The United States has suspended military cooperation with Russia due to its military intervention in Ukraine.
US Secretary of State John Kerry prepared to visit Kiev Tuesday amid a deepening crisis.
“We have, in light of recent events in Ukraine, put on hold all military-to-military engagements between the United States and Russia,” Pentagon spokesman Rear Admiral John Kirby said in a statement Monday.
The suspension of the post-Cold War cooperation covers exercises, bilateral meetings, port visits and planning conferences, Kirby added.
The crisis now threatens to blow up into the biggest test for global diplomacy -- and relations between Moscow and the West -- since the fall of the Berlin Wall in 1989.

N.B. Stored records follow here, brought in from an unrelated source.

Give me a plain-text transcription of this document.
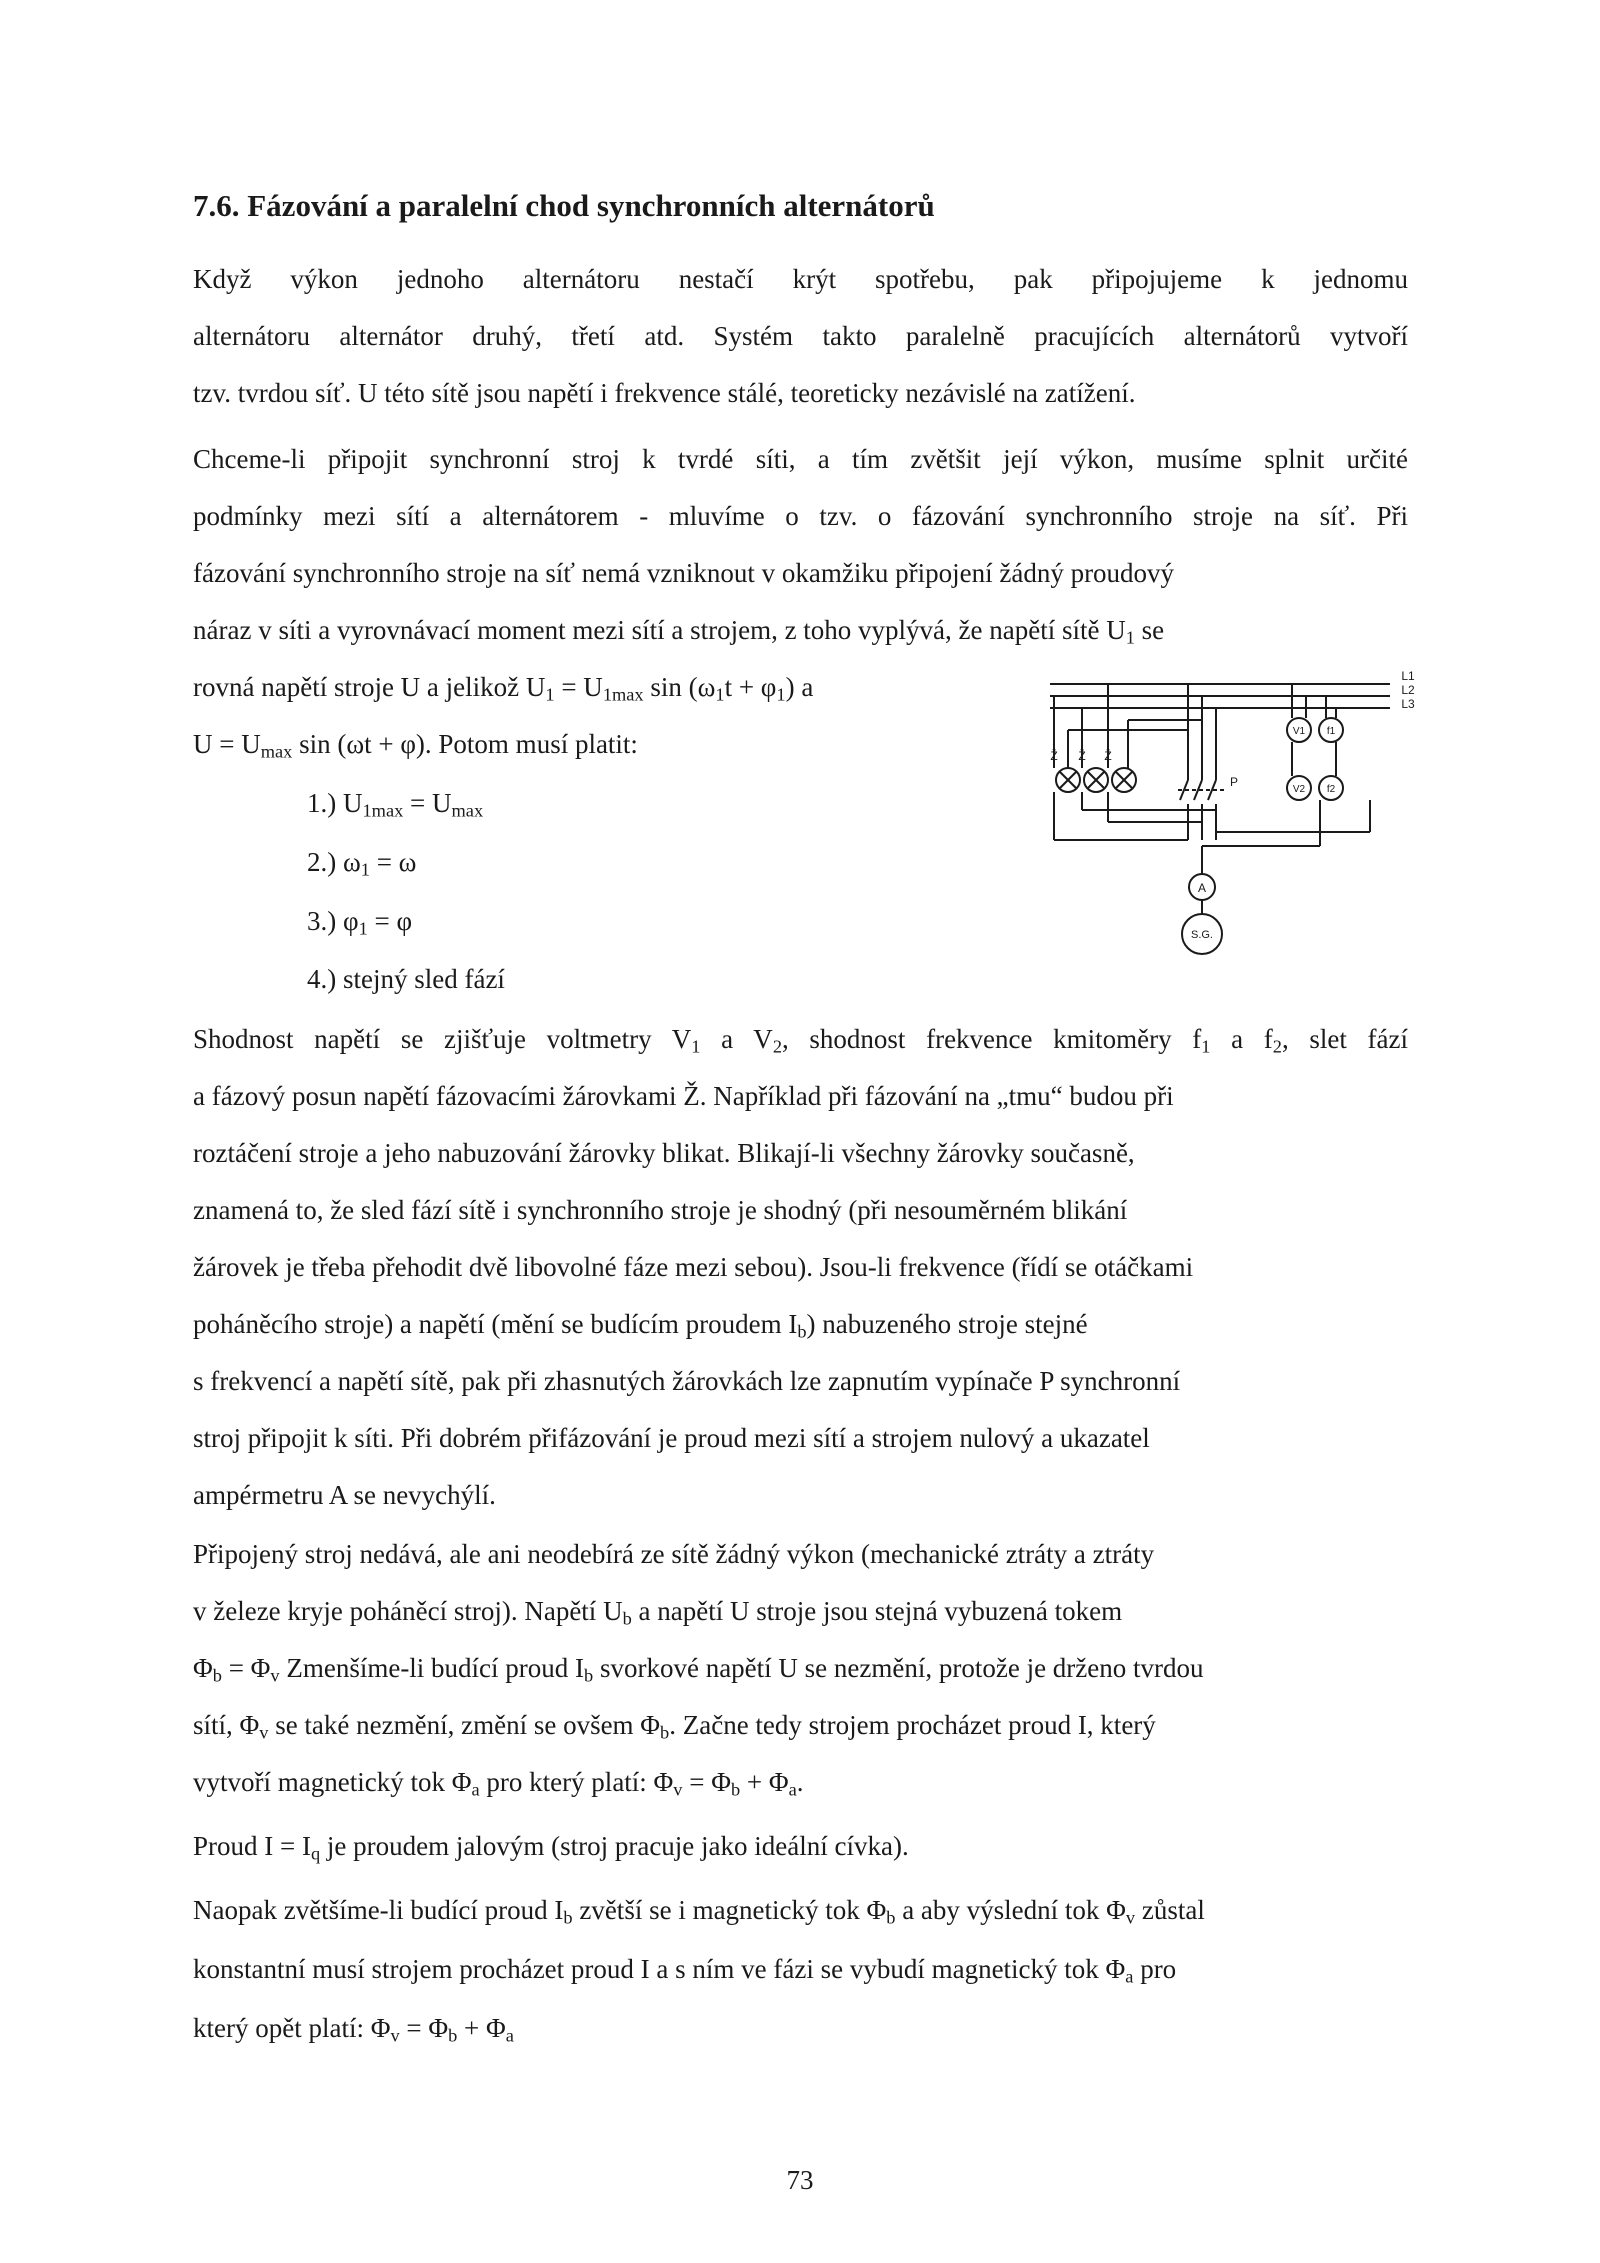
7.6. Fázování a paralelní chod synchronních alternátorů
Když výkon jednoho alternátoru nestačí krýt spotřebu, pak připojujeme k jednomu
alternátoru alternátor druhý, třetí atd. Systém takto paralelně pracujících alternátorů vytvoří
tzv. tvrdou síť. U této sítě jsou napětí i frekvence stálé, teoreticky nezávislé na zatížení.
Chceme-li připojit synchronní stroj k tvrdé síti, a tím zvětšit její výkon, musíme splnit určité
podmínky mezi sítí a alternátorem - mluvíme o tzv. o fázování synchronního stroje na síť. Při
fázování synchronního stroje na síť nemá vzniknout v okamžiku připojení žádný proudový
náraz v síti a vyrovnávací moment mezi sítí a strojem, z toho vyplývá, že napětí sítě $U_1$ se
rovná napětí stroje U a jelikož $U_1 = U_{1max}$ $\sin (\omega_1t + \varphi_1)$ a
$U = U_{max}$ sin (ωt + φ). Potom musí platit:
1.) $U_{1max} = U_{max}$
2.) $\omega_1 = \omega$
3.) $\varphi_1 = \varphi$
4.) stejný sled fází
Shodnost napětí se zjišťuje voltmetry $V_1$ a $V_2$, shodnost frekvence kmitoměry $f_1$ a $f_2$, slet fází
a fázový posun napětí fázovacími žárovkami Ž. Například při fázování na „tmu“ budou při
roztáčení stroje a jeho nabuzování žárovky blikat. Blikají-li všechny žárovky současně,
znamená to, že sled fází sítě i synchronního stroje je shodný (při nesouměrném blikání
žárovek je třeba přehodit dvě libovolné fáze mezi sebou). Jsou-li frekvence (řídí se otáčkami
poháněcího stroje) a napětí (mění se budícím proudem $I_b$) nabuzeného stroje stejné
s frekvencí a napětí sítě, pak při zhasnutých žárovkách lze zapnutím vypínače P synchronní
stroj připojit k síti. Při dobrém přifázování je proud mezi sítí a strojem nulový a ukazatel
ampérmetru A se nevychýlí.
Připojený stroj nedává, ale ani neodebírá ze sítě žádný výkon (mechanické ztráty a ztráty
v železe kryje poháněcí stroj). Napětí $U_b$ a napětí U stroje jsou stejná vybuzená tokem
$\Phi_b = \Phi_v$ Zmenšíme-li budící proud $I_b$ svorkové napětí U se nezmění, protože je drženo tvrdou
sítí, $\Phi_v$ se také nezmění, změní se ovšem $\Phi_b$. Začne tedy strojem procházet proud I, který
vytvoří magnetický tok $\Phi_a$ pro který platí: $\Phi_v = \Phi_b + \Phi_a$.
Proud $I = I_q$ je proudem jalovým (stroj pracuje jako ideální cívka).
Naopak zvětšíme-li budící proud $I_b$ zvětší se i magnetický tok $\Phi_b$ a aby výslední tok $\Phi_v$ zůstal
konstantní musí strojem procházet proud I a s ním ve fázi se vybudí magnetický tok $\Phi_a$ pro
který opět platí: $\Phi_v = \Phi_b + \Phi_a$
L1
L2
L3
Ž Ž Ž
V1 f1
V2 f2
P
A
S.G.
73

Kirby stressed that the suspended system had been “developed over the past few years to increase transparency, build understanding, and reduce the risk of military miscalculation.”

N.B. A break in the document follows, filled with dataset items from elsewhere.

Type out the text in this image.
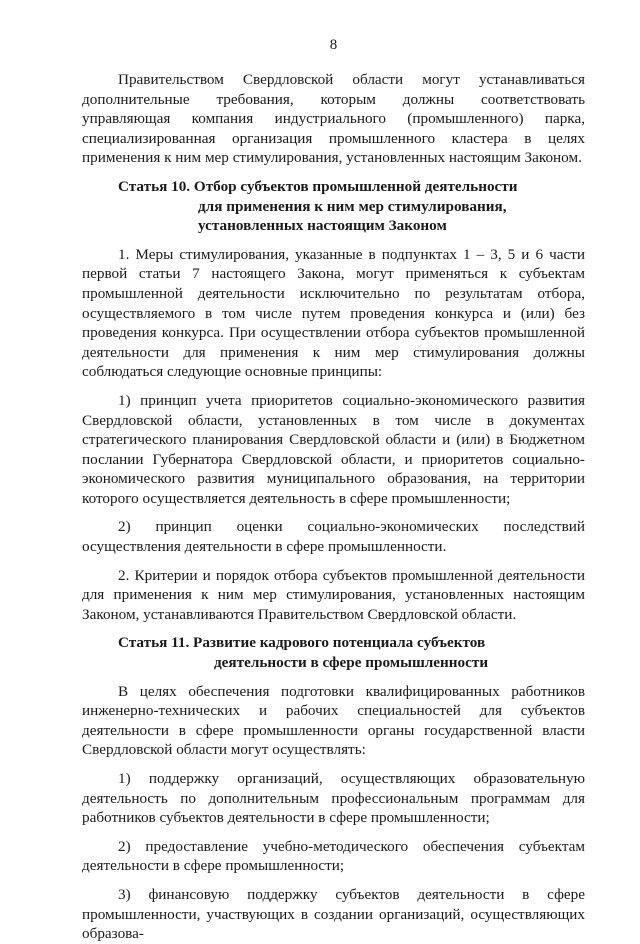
8

Правительством Свердловской области могут устанавливаться дополнительные требования, которым должны соответствовать управляющая компания индустриального (промышленного) парка, специализированная организация промышленного кластера в целях применения к ним мер стимулирования, установленных настоящим Законом.

Статья 10. Отбор субъектов промышленной деятельности
для применения к ним мер стимулирования,
установленных настоящим Законом

1. Меры стимулирования, указанные в подпунктах 1 – 3, 5 и 6 части первой статьи 7 настоящего Закона, могут применяться к субъектам промышленной деятельности исключительно по результатам отбора, осуществляемого в том числе путем проведения конкурса и (или) без проведения конкурса. При осуществлении отбора субъектов промышленной деятельности для применения к ним мер стимулирования должны соблюдаться следующие основные принципы:

1) принцип учета приоритетов социально-экономического развития Свердловской области, установленных в том числе в документах стратегического планирования Свердловской области и (или) в Бюджетном послании Губернатора Свердловской области, и приоритетов социально-экономического развития муниципального образования, на территории которого осуществляется деятельность в сфере промышленности;

2) принцип оценки социально-экономических последствий осуществления деятельности в сфере промышленности.

2. Критерии и порядок отбора субъектов промышленной деятельности для применения к ним мер стимулирования, установленных настоящим Законом, устанавливаются Правительством Свердловской области.

Статья 11. Развитие кадрового потенциала субъектов
деятельности в сфере промышленности

В целях обеспечения подготовки квалифицированных работников инженерно-технических и рабочих специальностей для субъектов деятельности в сфере промышленности органы государственной власти Свердловской области могут осуществлять:

1) поддержку организаций, осуществляющих образовательную деятельность по дополнительным профессиональным программам для работников субъектов деятельности в сфере промышленности;

2) предоставление учебно-методического обеспечения субъектам деятельности в сфере промышленности;

3) финансовую поддержку субъектов деятельности в сфере промышленности, участвующих в создании организаций, осуществляющих образова-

Both Washington and the European Union said they were looking at a range of sanctions against Russia for its threat to use force against an ex-Soviet neighbour for the first time since a brief 2008 conflict with Georgia.
The West's warnings to Moscow came shortly after Ukrainian defence officials on the flashpoint Crimean peninsula said Russia had given its forces an ultimatum to surrender or face an all-out assault.
“The ultimatum is to recognise the new Crimean authorities, lay down our weapons and leave, or be ready for an assault,” regional Ukrainian defence ministry spokesman Vladyslav Seleznyov said.
But a spokesman for the Russian Black Sea fleet based in Crimea told the Interfax news agency the claim was “complete nonsense”.